---
jupyter:
  jupytext:
    text_representation:
      extension: .md
      format_name: markdown
      format_version: '1.3'
      jupytext_version: 1.11.5
  kernelspec:
    display_name: Python 3
    language: python
    name: python3
---

# One Sample

This notebook demonstrates the one-sample *t*-test and checking normality with a Q-Q plot, using the [ZARR13.DAT](https://www.itl.nist.gov/div898/handbook/eda/section4/eda4281.htm) file from the *NIST e-Handbook of Statistical Methods*.


## Setup

Import our Python modules:

```python
import pandas as pd
import numpy as np
import scipy.stats as sps
import statsmodels.api as sm
import matplotlib.pyplot as plt
```

Read the [ZARR13.DAT](https://www.itl.nist.gov/div898/handbook/datasets/ZARR13.DAT) file:

```python
data = pd.read_table('ZARR13.DAT', skiprows=25, names=['X'])
data
```

## Showing the Distribution

Let's look at histogram:

```python
plt.hist(data.X, bins=20)
plt.show()
```

And the distribution statistics:

```python
data.X.describe()
```

### Q-Q Plot

The data looks normal-ish, but a histogram isn't a very reliable way to assess normality.  A Q-Q plot against the normal distribution lets us be much more precise:

```python
sm.qqplot(data.X, fit=True, line='45')
plt.show()
```

That data looks normal!  It's a straight line right through the bulk of the data.
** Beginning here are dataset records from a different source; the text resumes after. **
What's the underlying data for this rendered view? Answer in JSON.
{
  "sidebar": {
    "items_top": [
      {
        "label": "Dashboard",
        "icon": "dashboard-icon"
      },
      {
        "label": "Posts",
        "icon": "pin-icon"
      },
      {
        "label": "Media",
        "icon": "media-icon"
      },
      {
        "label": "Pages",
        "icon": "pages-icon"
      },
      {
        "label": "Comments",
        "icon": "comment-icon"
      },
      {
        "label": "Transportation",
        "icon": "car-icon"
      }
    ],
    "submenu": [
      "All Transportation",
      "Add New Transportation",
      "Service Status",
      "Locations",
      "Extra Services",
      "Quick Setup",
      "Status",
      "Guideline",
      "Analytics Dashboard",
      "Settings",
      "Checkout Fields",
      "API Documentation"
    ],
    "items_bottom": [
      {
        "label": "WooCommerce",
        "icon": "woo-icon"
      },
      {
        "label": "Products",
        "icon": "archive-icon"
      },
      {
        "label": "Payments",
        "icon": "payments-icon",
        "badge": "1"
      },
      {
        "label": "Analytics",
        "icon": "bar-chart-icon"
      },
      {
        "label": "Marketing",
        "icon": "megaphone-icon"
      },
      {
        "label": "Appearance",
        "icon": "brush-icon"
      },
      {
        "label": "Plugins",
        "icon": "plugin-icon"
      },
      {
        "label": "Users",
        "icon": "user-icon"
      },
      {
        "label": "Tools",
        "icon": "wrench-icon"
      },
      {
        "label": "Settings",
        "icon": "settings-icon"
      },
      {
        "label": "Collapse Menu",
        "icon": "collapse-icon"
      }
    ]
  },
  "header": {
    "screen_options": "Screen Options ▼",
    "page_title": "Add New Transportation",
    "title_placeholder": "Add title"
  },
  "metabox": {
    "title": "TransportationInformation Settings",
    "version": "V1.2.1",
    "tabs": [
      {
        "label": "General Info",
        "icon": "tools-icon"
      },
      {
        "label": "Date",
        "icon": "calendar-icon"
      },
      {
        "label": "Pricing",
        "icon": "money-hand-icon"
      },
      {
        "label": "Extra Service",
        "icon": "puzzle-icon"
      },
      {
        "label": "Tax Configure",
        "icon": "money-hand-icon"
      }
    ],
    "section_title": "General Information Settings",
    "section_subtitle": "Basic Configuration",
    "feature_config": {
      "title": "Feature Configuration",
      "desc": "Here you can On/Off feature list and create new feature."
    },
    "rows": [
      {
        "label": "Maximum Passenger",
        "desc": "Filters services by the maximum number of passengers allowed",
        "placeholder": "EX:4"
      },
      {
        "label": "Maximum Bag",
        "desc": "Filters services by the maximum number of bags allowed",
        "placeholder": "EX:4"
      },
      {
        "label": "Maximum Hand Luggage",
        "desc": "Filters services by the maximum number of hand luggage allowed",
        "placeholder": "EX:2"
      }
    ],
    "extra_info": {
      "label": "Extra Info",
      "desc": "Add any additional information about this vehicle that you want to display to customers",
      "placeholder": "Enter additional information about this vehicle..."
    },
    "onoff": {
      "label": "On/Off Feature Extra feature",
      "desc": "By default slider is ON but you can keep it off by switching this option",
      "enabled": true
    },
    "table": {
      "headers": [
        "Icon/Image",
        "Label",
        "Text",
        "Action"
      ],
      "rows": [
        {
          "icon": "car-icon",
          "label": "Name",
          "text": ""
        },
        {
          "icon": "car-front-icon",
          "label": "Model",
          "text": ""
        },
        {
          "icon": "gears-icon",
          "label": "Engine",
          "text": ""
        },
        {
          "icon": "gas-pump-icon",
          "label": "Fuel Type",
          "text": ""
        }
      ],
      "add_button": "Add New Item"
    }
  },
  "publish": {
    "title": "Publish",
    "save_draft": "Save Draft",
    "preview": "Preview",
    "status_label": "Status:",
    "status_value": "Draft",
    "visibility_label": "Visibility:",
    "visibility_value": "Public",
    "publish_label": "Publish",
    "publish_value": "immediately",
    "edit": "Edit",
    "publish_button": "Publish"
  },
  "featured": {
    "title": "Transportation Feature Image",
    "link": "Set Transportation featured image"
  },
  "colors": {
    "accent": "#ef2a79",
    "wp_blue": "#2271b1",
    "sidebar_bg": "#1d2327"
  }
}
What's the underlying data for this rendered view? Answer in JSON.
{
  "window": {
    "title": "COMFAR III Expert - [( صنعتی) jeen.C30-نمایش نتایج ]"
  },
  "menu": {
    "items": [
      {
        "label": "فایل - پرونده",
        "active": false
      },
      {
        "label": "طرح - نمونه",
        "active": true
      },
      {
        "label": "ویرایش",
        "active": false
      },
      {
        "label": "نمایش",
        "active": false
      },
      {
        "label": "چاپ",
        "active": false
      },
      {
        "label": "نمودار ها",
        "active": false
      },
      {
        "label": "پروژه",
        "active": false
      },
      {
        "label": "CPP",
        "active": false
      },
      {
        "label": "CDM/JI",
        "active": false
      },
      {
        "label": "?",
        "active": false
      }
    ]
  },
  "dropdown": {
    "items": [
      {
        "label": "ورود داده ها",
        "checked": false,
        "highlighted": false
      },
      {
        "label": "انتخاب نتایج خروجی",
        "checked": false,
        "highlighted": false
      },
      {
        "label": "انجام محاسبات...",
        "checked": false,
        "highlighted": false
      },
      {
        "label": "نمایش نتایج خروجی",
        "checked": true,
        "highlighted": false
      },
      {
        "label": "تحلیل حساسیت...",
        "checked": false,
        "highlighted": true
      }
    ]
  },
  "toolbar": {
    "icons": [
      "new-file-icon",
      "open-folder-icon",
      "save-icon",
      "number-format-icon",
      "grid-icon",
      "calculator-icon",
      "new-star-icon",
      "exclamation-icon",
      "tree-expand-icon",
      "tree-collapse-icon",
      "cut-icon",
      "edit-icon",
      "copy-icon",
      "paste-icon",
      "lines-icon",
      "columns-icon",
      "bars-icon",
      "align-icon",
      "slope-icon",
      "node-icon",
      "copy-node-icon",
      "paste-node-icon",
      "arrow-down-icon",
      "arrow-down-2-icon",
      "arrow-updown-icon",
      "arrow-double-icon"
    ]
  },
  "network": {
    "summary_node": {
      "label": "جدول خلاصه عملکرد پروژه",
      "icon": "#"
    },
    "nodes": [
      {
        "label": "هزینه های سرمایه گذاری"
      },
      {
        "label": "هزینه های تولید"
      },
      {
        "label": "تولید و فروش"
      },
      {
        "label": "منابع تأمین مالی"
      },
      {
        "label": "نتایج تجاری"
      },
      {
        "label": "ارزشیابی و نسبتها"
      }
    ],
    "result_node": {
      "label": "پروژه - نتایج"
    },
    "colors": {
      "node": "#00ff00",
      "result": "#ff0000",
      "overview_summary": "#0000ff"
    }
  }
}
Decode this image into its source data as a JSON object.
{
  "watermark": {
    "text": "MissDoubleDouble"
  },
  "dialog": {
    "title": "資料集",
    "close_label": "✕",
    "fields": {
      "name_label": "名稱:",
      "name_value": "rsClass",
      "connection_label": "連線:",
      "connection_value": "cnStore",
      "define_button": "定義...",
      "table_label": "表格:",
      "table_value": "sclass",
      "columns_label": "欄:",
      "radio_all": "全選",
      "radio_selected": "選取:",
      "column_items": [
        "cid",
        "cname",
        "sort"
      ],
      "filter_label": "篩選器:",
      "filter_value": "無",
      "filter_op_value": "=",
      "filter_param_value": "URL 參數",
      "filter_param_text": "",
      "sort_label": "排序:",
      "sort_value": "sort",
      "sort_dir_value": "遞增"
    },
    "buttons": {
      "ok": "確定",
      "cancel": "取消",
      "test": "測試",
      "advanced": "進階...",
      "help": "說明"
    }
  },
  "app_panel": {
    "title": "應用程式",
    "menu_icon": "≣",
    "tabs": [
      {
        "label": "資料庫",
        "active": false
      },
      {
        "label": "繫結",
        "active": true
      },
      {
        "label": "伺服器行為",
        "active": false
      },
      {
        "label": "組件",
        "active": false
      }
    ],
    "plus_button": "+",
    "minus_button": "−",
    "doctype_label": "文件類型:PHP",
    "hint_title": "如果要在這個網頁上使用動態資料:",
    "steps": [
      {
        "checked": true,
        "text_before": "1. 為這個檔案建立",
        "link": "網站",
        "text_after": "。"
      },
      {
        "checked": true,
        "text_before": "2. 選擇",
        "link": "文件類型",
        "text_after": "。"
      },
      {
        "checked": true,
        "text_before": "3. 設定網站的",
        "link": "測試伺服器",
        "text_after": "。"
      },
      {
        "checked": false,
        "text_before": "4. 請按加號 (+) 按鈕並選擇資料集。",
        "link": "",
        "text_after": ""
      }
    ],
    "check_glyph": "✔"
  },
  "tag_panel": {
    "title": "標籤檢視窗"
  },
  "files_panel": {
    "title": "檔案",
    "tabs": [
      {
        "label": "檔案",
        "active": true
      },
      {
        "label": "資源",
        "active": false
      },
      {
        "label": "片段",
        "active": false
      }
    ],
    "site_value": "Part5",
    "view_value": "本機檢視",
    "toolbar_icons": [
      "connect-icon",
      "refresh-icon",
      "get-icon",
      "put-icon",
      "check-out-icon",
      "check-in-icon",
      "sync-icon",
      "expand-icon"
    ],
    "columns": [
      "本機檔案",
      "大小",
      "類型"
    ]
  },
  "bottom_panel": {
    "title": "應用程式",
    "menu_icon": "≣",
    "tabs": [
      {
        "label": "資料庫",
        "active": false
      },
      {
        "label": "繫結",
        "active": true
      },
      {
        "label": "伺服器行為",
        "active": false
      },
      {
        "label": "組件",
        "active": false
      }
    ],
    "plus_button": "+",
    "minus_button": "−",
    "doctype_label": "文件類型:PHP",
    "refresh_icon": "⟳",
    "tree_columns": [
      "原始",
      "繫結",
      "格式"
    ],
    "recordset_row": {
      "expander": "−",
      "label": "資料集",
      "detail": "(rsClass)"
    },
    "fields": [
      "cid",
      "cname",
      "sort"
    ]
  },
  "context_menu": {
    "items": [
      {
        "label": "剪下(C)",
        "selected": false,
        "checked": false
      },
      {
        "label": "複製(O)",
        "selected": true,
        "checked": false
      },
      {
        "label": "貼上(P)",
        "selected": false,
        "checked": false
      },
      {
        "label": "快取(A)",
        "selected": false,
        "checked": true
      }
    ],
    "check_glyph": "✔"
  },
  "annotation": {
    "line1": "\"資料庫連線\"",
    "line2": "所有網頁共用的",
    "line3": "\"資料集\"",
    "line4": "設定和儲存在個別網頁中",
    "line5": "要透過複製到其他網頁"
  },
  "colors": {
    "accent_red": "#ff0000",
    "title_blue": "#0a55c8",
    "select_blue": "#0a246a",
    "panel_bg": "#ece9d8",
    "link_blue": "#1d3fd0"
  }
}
It's common for the first and last few points to deviate from normal just a little bit more than the central mass of data points.


### Drawing Q-Q Ourselves

Let's try to draw our own.  The way we draw a Q-Q plot is this:

1. Sort the data values in ascending order.  These will be plotted on the *y* axis.
2. Compute the percentile for each data point - where is it in the range of data points?  We can do this with its position or count.  We don't label any point 0 or 1; instead, for point $i \in [1,n]$, we compute $v = i / (n + 1)$.
3. Compute the quantiles in the reference distribution (in our case, normal) for each data point position.  These will be plotted on the *x* axis.

Let's sort:

```python
observed = data['X'].sort_values()
```

Now we need to compute the percentiles for each position.  The [`arange`](https://numpy.org/doc/stable/reference/generated/numpy.arange.html) function is useful for this - it can generate $i = 1 \dots n$, and we can divide to rescale the points:

```python
nobs = len(observed)
pred_ps = np.arange(1, nobs + 1) / (nobs + 1)
```

And we need to convert these percentiles into quantile values from the standard normal:

```python
norm_dist = sps.norm()
pred_vs = norm_dist.ppf(pred_ps)
```

Finally, we can plot them against each other:

```python
plt.scatter(pred_vs, observed)
plt.xlabel('Theoretical Quantiles')
plt.ylabel('Sample Quantiles')
plt.show()
```

We can see the straight line, but two issues remain:

1. Our sample quantiles are on the original scale, but theoretical are standardized. Let's standardize the sample quantiles so the values, not just relative shape, are comparable.
2. We don't have the refernce line. This will be easier to draw with standardized sample quantiles.

**{term}`Standardization`**, for normally-distributed data, is transforming it to have a mean of 0 and standard deviation of 1.  We do this by subtracting the mean and dividing by the sample standard deviation:

```python
std_observed = (observed - observed.mean()) / observed.std()
# reference values; once standardized, the line will be y=x
ref_xs = np.linspace(np.min(pred_vs), np.max(pred_vs), 1000)
plt.plot(ref_xs, ref_xs, color='red')

# add the points
plt.scatter(pred_vs, std_observed)

# and labels
plt.xlabel('Theoretical Quantiles')
plt.ylabel('Sample Quantiles')
plt.show()
```

## T-tests

Let's start with a 1-sample T-test for $H_0: \mu = 9$:

```python
sps.ttest_1samp(data.X, 9)
```

If $\mu$ were nine, it would be extremely unlikely to find a sample with this observed mean.

These values are very tightly distributed.  A 1-sample T-test for $H_0: \mu = 9.25$:

```python
sps.ttest_1samp(data.X, 9.25)
```

Our data would also be very unlikely, but not *as* unlikely, under this null hypothesis.

And just to see it accept the null, let's try $H_0: \mu = 9.26$:

```python
sps.ttest_1samp(data.X, 9.26)
```

Our data is consistent with $\mu=9.26$.

**Note:** What I just did here — try several different null hypotheses in a row — is **not a valid statistical procedure**.  I am only doing it to demonstrate the results of a *t*-test both when the null hypothesis holds, and when it does not.